(2025-07-29) Its Not Too Late To Avert Dementia After Age60 Us Study Shows
Michelle Amponsah: It’s Not Too Late to Avert Dementia After Age 60, US Study Shows. The key takeaways are to "move more, sit less, add color to your plate, learn something new, and stay connected," Baker said.
To qualify for the study, participants had to have various risk factors for brain decline, like consuming a poor diet and not exercising regularly. Others had a gene mutation tied to Alzheimer’s disease.
While brain function starts to worsen in a person’s sixties, the results indicate that switching up one’s routine even later in life can stall the onset of dementia. Making such changes appeared to slow the cognitive aging clock by one to two years
It included more than 2,000 adults between the ages of 60 and 79 in structured and self-guided intervention groups.

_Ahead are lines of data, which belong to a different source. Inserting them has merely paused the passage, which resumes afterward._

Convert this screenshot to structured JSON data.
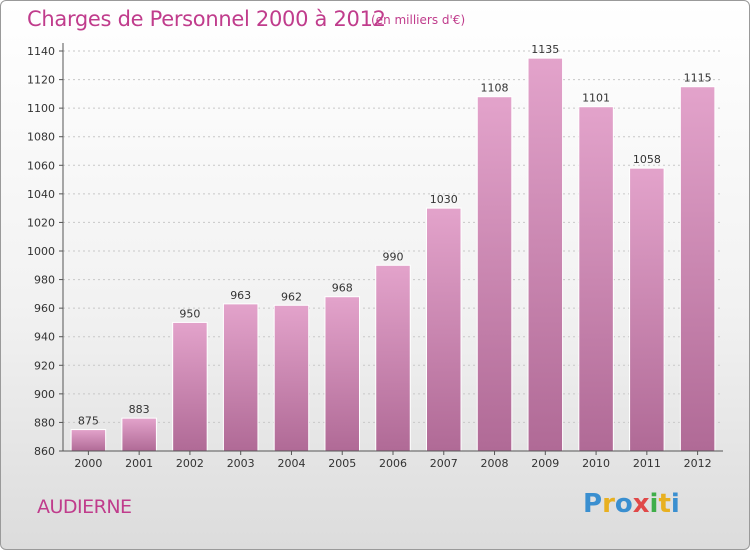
{
  "title": "Charges de Personnel 2000 à 2012",
  "subtitle": "(en milliers d'€)",
  "commune": "AUDIERNE",
  "logo": {
    "letters": [
      "P",
      "r",
      "o",
      "x",
      "i",
      "t",
      "i"
    ],
    "colors": [
      "#3a8fd0",
      "#e8b020",
      "#3a8fd0",
      "#e04848",
      "#3fae49",
      "#e8b020",
      "#3a8fd0"
    ]
  },
  "colors": {
    "bar_top": "#e3a3cb",
    "bar_bottom": "#b06a96",
    "accent": "#c03c8c"
  },
  "chart_data": {
    "type": "bar",
    "categories": [
      "2000",
      "2001",
      "2002",
      "2003",
      "2004",
      "2005",
      "2006",
      "2007",
      "2008",
      "2009",
      "2010",
      "2011",
      "2012"
    ],
    "values": [
      875,
      883,
      950,
      963,
      962,
      968,
      990,
      1030,
      1108,
      1135,
      1101,
      1058,
      1115
    ],
    "ylim": [
      860,
      1140
    ],
    "yticks": [
      860,
      880,
      900,
      920,
      940,
      960,
      980,
      1000,
      1020,
      1040,
      1060,
      1080,
      1100,
      1120,
      1140
    ],
    "grid": true
  }
}
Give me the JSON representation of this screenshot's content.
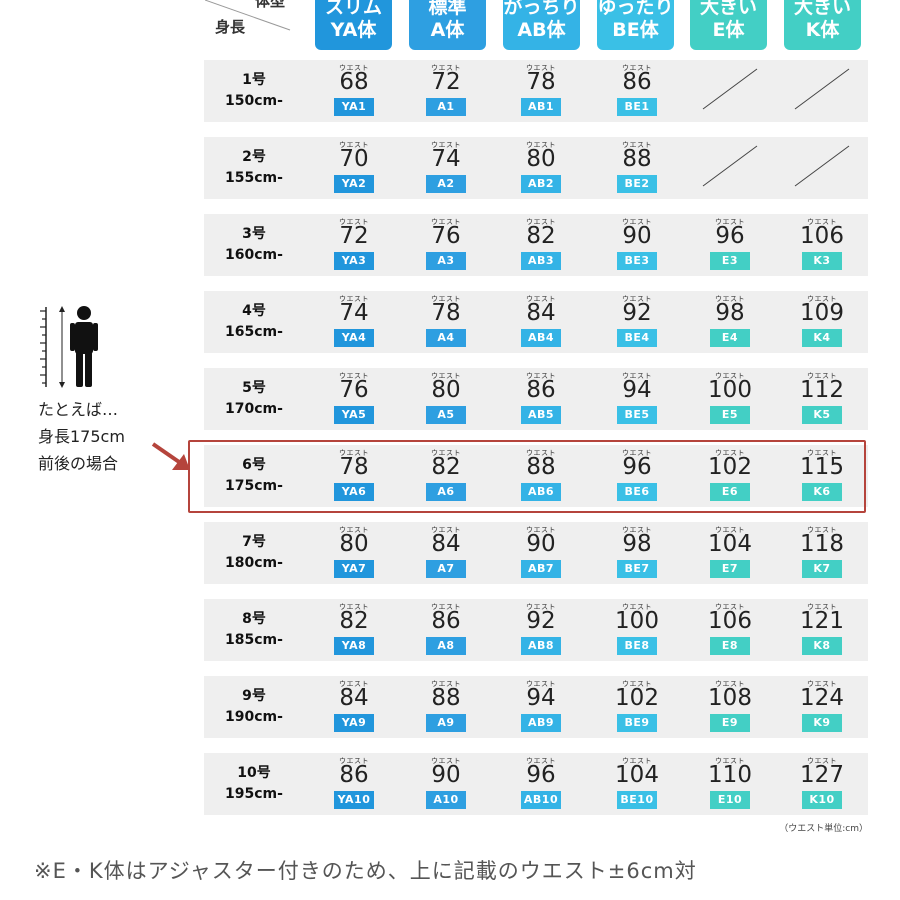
{
  "header": {
    "corner_type_label": "体型",
    "corner_height_label": "身長",
    "columns": [
      {
        "line1": "スリム",
        "line2": "YA体",
        "color": "#2196dc"
      },
      {
        "line1": "標準",
        "line2": "A体",
        "color": "#2e9fe1"
      },
      {
        "line1": "がっちり",
        "line2": "AB体",
        "color": "#34b3e6"
      },
      {
        "line1": "ゆったり",
        "line2": "BE体",
        "color": "#3ac0e6"
      },
      {
        "line1": "大きい",
        "line2": "E体",
        "color": "#43cfc5"
      },
      {
        "line1": "大きい",
        "line2": "K体",
        "color": "#43cfc5"
      }
    ]
  },
  "waist_label": "ウエスト",
  "rows": [
    {
      "size": "1号",
      "height": "150cm-",
      "cells": [
        {
          "w": "68",
          "c": "YA1"
        },
        {
          "w": "72",
          "c": "A1"
        },
        {
          "w": "78",
          "c": "AB1"
        },
        {
          "w": "86",
          "c": "BE1"
        },
        null,
        null
      ]
    },
    {
      "size": "2号",
      "height": "155cm-",
      "cells": [
        {
          "w": "70",
          "c": "YA2"
        },
        {
          "w": "74",
          "c": "A2"
        },
        {
          "w": "80",
          "c": "AB2"
        },
        {
          "w": "88",
          "c": "BE2"
        },
        null,
        null
      ]
    },
    {
      "size": "3号",
      "height": "160cm-",
      "cells": [
        {
          "w": "72",
          "c": "YA3"
        },
        {
          "w": "76",
          "c": "A3"
        },
        {
          "w": "82",
          "c": "AB3"
        },
        {
          "w": "90",
          "c": "BE3"
        },
        {
          "w": "96",
          "c": "E3"
        },
        {
          "w": "106",
          "c": "K3"
        }
      ]
    },
    {
      "size": "4号",
      "height": "165cm-",
      "cells": [
        {
          "w": "74",
          "c": "YA4"
        },
        {
          "w": "78",
          "c": "A4"
        },
        {
          "w": "84",
          "c": "AB4"
        },
        {
          "w": "92",
          "c": "BE4"
        },
        {
          "w": "98",
          "c": "E4"
        },
        {
          "w": "109",
          "c": "K4"
        }
      ]
    },
    {
      "size": "5号",
      "height": "170cm-",
      "cells": [
        {
          "w": "76",
          "c": "YA5"
        },
        {
          "w": "80",
          "c": "A5"
        },
        {
          "w": "86",
          "c": "AB5"
        },
        {
          "w": "94",
          "c": "BE5"
        },
        {
          "w": "100",
          "c": "E5"
        },
        {
          "w": "112",
          "c": "K5"
        }
      ]
    },
    {
      "size": "6号",
      "height": "175cm-",
      "cells": [
        {
          "w": "78",
          "c": "YA6"
        },
        {
          "w": "82",
          "c": "A6"
        },
        {
          "w": "88",
          "c": "AB6"
        },
        {
          "w": "96",
          "c": "BE6"
        },
        {
          "w": "102",
          "c": "E6"
        },
        {
          "w": "115",
          "c": "K6"
        }
      ]
    },
    {
      "size": "7号",
      "height": "180cm-",
      "cells": [
        {
          "w": "80",
          "c": "YA7"
        },
        {
          "w": "84",
          "c": "A7"
        },
        {
          "w": "90",
          "c": "AB7"
        },
        {
          "w": "98",
          "c": "BE7"
        },
        {
          "w": "104",
          "c": "E7"
        },
        {
          "w": "118",
          "c": "K7"
        }
      ]
    },
    {
      "size": "8号",
      "height": "185cm-",
      "cells": [
        {
          "w": "82",
          "c": "YA8"
        },
        {
          "w": "86",
          "c": "A8"
        },
        {
          "w": "92",
          "c": "AB8"
        },
        {
          "w": "100",
          "c": "BE8"
        },
        {
          "w": "106",
          "c": "E8"
        },
        {
          "w": "121",
          "c": "K8"
        }
      ]
    },
    {
      "size": "9号",
      "height": "190cm-",
      "cells": [
        {
          "w": "84",
          "c": "YA9"
        },
        {
          "w": "88",
          "c": "A9"
        },
        {
          "w": "94",
          "c": "AB9"
        },
        {
          "w": "102",
          "c": "BE9"
        },
        {
          "w": "108",
          "c": "E9"
        },
        {
          "w": "124",
          "c": "K9"
        }
      ]
    },
    {
      "size": "10号",
      "height": "195cm-",
      "cells": [
        {
          "w": "86",
          "c": "YA10"
        },
        {
          "w": "90",
          "c": "A10"
        },
        {
          "w": "96",
          "c": "AB10"
        },
        {
          "w": "104",
          "c": "BE10"
        },
        {
          "w": "110",
          "c": "E10"
        },
        {
          "w": "127",
          "c": "K10"
        }
      ]
    }
  ],
  "highlight_row": "6号",
  "example": {
    "line1": "たとえば…",
    "line2": "身長175cm",
    "line3": "前後の場合",
    "highlight_color": "#b5443c"
  },
  "unit_note": "（ウエスト単位:cm）",
  "footnote": "※E・K体はアジャスター付きのため、上に記載のウエスト±6cm対"
}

Cognitive function improved in both, but those getting structured support had a significantly greater benefit than those in the self-guided group.
The program recommended cardiovascular exercise for 30 minutes, four days a week, and a low-salt diet with a focus on brain-healthy foods like dark leafy greens, berries, whole grains and coldwater fish. Participants in the structured group completed “brain training” computer games three times a week.
The structured group had 38 meetings with their peers over the two-year study to set goals and keep others accountable. The self-guided group met much less often — six times over the two years — but received the same information.
(That's lots of people and a chunk of time, but still smells a bit bogus. Effects like this tend to wipe out fast.)